When Should I Start Hangboarding?
Hangboards are a staple in every climbing facility, as much as a climbing wall. From commercial climbing gyms to home wall set-ups, there’s bound to be a hangboard (or two or three) mounted nearby. They are a tried-and-true tool for finger and pull-up training and fantastic for warming up!
Despite their ever-presence, using a hang board can be daunting. Maybe you’ve heard horror stories of pulley injuries arising after a hangboard session, or you’ve only seen the strongest climbers in the gym approach them. Whatever the case, knowing if and when you should start hangboarding can be difficult.
Ask yourself the following questions to start unpacking the best time to incorporate hangboarding. Depending on your answer, follow the corresponding recommendations.
Self-Start Guide to Hangboarding
Q. Do you want to improve finger strength or use it as a warm-up tool?
A. Warm-up
Start at any point, working your way from big to small edges as your fingers warm up. You can use the jugs anytime for pull-ups, dead hangs, or shoulder shrugs.
A. Finger Strength
Q. Have you been climbing regularly for at least a year?

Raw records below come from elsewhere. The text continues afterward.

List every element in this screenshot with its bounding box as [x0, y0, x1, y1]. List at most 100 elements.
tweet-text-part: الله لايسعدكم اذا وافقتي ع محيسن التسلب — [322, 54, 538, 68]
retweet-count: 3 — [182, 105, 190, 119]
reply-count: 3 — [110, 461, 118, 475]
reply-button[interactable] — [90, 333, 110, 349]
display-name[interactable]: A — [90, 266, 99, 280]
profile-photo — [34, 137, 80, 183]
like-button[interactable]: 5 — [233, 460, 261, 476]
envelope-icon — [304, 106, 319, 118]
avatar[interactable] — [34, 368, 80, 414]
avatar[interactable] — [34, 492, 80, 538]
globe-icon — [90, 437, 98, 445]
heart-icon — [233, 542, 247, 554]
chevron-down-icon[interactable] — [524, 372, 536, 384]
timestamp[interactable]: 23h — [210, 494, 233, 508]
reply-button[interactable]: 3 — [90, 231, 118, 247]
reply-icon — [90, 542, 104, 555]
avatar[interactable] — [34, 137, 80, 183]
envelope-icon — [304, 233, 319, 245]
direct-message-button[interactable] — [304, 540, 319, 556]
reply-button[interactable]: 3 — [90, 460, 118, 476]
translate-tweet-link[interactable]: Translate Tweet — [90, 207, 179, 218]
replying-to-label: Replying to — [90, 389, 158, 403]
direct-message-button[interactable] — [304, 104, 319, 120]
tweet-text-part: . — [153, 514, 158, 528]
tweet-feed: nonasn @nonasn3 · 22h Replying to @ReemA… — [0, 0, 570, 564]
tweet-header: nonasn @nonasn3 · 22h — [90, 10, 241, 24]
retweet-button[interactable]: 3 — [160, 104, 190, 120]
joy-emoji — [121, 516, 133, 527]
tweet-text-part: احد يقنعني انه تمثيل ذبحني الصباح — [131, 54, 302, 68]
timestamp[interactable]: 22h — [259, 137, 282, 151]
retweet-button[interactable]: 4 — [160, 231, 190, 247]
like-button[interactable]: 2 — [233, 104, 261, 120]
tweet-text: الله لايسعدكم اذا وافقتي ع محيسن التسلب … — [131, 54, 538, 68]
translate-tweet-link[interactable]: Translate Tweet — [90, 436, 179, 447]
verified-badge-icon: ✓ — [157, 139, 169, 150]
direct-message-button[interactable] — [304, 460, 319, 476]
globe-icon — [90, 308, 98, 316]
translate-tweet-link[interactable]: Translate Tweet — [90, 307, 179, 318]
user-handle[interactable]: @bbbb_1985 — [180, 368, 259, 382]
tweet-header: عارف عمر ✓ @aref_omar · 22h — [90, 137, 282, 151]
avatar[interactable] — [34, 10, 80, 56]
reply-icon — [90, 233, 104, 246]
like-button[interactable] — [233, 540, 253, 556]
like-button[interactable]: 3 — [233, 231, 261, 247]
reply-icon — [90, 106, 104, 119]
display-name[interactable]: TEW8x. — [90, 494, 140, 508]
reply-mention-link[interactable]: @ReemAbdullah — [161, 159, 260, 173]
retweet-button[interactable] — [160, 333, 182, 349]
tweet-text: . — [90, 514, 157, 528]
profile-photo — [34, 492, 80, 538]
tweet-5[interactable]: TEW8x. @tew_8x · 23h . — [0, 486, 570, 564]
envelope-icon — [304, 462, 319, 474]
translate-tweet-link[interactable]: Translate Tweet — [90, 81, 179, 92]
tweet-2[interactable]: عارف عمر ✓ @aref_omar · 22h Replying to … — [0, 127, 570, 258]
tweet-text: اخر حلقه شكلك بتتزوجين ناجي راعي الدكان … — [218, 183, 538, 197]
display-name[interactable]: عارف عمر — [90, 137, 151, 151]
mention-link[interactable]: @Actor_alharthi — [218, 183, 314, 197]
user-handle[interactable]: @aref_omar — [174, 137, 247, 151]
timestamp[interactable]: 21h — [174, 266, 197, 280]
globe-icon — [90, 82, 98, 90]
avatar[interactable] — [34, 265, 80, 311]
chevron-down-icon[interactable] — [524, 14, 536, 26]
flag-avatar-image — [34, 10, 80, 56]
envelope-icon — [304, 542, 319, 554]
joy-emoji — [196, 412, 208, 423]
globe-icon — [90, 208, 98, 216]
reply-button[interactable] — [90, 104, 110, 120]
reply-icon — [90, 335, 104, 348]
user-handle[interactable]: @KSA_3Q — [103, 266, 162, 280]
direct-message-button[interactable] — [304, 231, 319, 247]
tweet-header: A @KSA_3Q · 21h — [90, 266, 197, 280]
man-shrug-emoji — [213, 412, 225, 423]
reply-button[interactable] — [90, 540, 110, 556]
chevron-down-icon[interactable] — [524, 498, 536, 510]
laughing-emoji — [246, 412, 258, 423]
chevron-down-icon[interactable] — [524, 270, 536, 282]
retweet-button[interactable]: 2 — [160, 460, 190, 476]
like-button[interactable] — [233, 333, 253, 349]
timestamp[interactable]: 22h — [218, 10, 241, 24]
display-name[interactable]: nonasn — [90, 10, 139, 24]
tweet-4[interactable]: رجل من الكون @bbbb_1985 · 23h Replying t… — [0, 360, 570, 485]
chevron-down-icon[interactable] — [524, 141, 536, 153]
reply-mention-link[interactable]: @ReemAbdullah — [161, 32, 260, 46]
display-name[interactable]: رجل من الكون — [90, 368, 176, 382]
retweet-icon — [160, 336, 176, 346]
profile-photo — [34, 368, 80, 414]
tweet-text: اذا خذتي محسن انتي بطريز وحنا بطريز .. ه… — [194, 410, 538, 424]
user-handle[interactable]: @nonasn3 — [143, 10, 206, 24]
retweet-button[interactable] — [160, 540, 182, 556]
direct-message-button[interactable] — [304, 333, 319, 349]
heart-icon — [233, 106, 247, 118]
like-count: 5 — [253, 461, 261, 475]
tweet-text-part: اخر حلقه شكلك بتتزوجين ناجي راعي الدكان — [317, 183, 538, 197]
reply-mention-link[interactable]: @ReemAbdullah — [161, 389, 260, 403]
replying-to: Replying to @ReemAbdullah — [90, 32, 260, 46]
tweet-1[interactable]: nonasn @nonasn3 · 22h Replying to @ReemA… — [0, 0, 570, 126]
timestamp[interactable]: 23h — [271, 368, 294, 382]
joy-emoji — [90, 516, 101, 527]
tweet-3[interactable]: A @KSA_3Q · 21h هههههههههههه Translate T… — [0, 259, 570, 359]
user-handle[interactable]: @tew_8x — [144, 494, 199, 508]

Yes. Your fingers are ready for isolated training. As a good rule of thumb, you’ll want to do your hangboard session before climbing, but after warming up or on a day, you aren’t doing a hard, high-volume climbing session.
No. Keep prioritizing climbing until you’ve consistently climbed for a year. Waiting will allow your tendons time to strengthen without increasing your risk of injury. As a beginner climber, climbing is the best training for improving. After a year, revisit adding in the hangboard routine. In the meantime, feel free to use it as a warm-up tool.
Q. Are you under the age of 15?
A. Yes. It is safe to start hangboarding.
A. No. It is best to minimize isolated loading of your fingers to protect your growth plates, which have yet to fuse completely.
Q. Are you seeing progress in your climbing from your current routine?
A. Yes. Keep at it, and don’t worry about adding a hangboard routine to your training. What you are doing is working. Building finger strength through climbing will also help you progress your technique and overall strength, something hangboarding cannot provide.
If you're not seeing progress in your climbing from your current routine, Don't worry. Introducing a weekly or bi-weekly hangboarding session could be the breakthrough you need. Focus on finding a program designed to overload your tendons gradually. This will help you make gains specific to your finger strength, and you'll be amazed at the progress you can achieve!
If you’ve identified through the Self-Start Q&A that you are ready to start hangboarding, there are some basic safety measures and terminology you should know before beginning.
Safety
1. Warm-up Thoroughly
It's crucial to emphasize the importance of adequately warming up your fingers and forearms before starting a hangboarding routine. This preparation is vital to preventing injuries and ensuring your body is ready for an intense workout.
2. Avoid Monos and Full-Crimping
See ‘Terminology’ below for what these grip positions entail. Using these positions is okay when climbing but can cause injury if not performed correctly or overused.
3. Hangboarding is Training - Don’t Count it as a Rest Day.
As a beginner, hangboarding training will tax your tendons. Don’t count it as a rest day unless you are ready to suffer the consequences of overtraining (read: injury). In many cases, climbing is preferable to hangboarding because you can work on finger strength while progressing in other areas.
4. Don’t be afraid to adjust edge size and weight as needed.
During a hangboard workout, it's essential to listen to your body. If the workout feels too intense, consider reducing the weight by keeping your feet on the ground or using a counterweight. Similarly, adjust the edge size as needed. This self-awareness is crucial in preventing overtraining and potential injury.
Terminology
As you begin hangboarding and combing through hangboard workouts or training plans, you will likely come across various terms for different grip positions. Knowing the difference between grip types will help you complete a hangboarding routine effectively.
Grip Positions
Open-hand: Grip position using the first pad of the middle three fingers (climber may also use their pinky depending upon their anatomy). Climber bends their fingers at the second knuckle.
Half-crimp: Grip position using a thumb lock. Climber starts in an open-hand position but wraps their thumb over their index finger.
Full-crimp: Grip position that mimics the half-crimp but goes one step further to where the climber hyper-extends the DIP joint (the joint closest to the fingertip).
Monos: Pockets that only fit one finger.
Remember when to start hangboarding, and the routines themselves are highly individual. You are unique, and your body will guide you. Adding hangboard sessions can be beneficial, but increasing your climbing sessions' intensity or consistency can yield similar results. If you’re unsure, don’t hesitate to consult a climbing coach or try a routine. Always be mindful of the intensity and your body's signals!